Album Review: Mos Def - The Ecstatic

by Mark Wheat

Let's do the new dance invented by Mos Def; Step Up - Crossover - Step Back - Crossover - Mis-Step Back - Crossover - Step Back Up!! No other artist has ever pulled off this dangerous groove, but Mos Def does it with his newest release "The Ecstatic"

Few musical performers who've crossed over to acting have ever gone back to music with any level of success, and none have achieved the level of artistic achievement in each realm as Mos Def has with this album.

After reaching legendary status with his 1998 "Black Star" album collaboration with Talib Kweli, he has regularly made appearances in award-winning movies and on Broadway. But he failed to regain critical respect for the rap-rock genre with his all star band, Black Jack Johnson. His third solo "True Magic" in 2006 left many thinking he didn't care about making any more albums. But those were different times in the both the music business and politically. Mos Def always likes to deal with contemporary political issues in his music, so this year seems perfectly suited for him to return with a CD that starts with a sample saying: "We're living in a time of extremism, a time of revolution."

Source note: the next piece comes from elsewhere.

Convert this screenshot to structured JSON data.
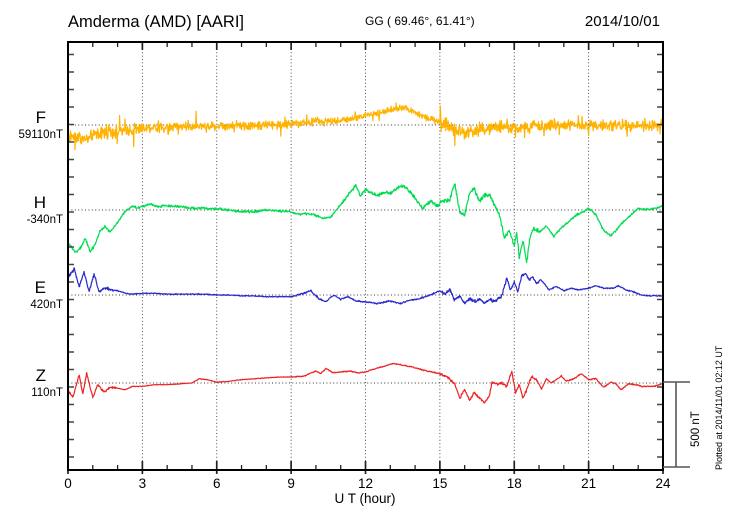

Perhaps inspired by his recent delightful appearance as Chuck Berry in "Cadillac Records," Mos Def's new approach seems loose, as in the way the best kind of jam session can be. This is especially amazing because the beats are produced by several different producers. The first eight tracks flow together beautifully, as if pieced together by a live band, with lyrical and musical themes linking the tracks. The crescendo of this arc, the blistering "life in marvelous times" almost falls apart at one point, where the music edit seems blurry and his vocals falter as if caught in a free-styling hiccup. Then track eight "The Embassy," starts with dialogue, the longest connecting skit on the record that could be from a movie or Saturday Night Live episode. Airline pilots, in their confidence-giving cadence, describe what guns they have as they explain what can be seen out of their windows. It's almost like saying: "Don't worry. NOW we have the situation under control and THAT will not ever happen again!"

One of the recurring themes--Iraq--seems to set the stage for other themes such as Brooklyn, Boogieman, smoke, eastern music and religion to act as characters trying desperately to make sense of how to react to the war and the challenge thrown down by the sample at the beginning of the album.

"People in power have abused it and now there has to be a change/A better world has to be built and the only way it will change is with extreme methods".

The political content is not dense nor claustrophobic or preachy. There's no real answers suggested, but the right questions are being asked.

Some tracks later in the album are less successful, making it a bit too long for a single piece. This is disappointing, as the album relies on the thematic cohesion to establish itself as a major work. In today's single-jammed hip-hop field, this will hamper him from big "proper" crossover success on the Billboard charts.

But the final song, "Casa Bey"--which magnetically unites many of the lyrical themes --is an apt way to redefine where Mos Def sits in the modern rap lexicon. He's a crossover hero, a shining black star who could teach us all a new dance.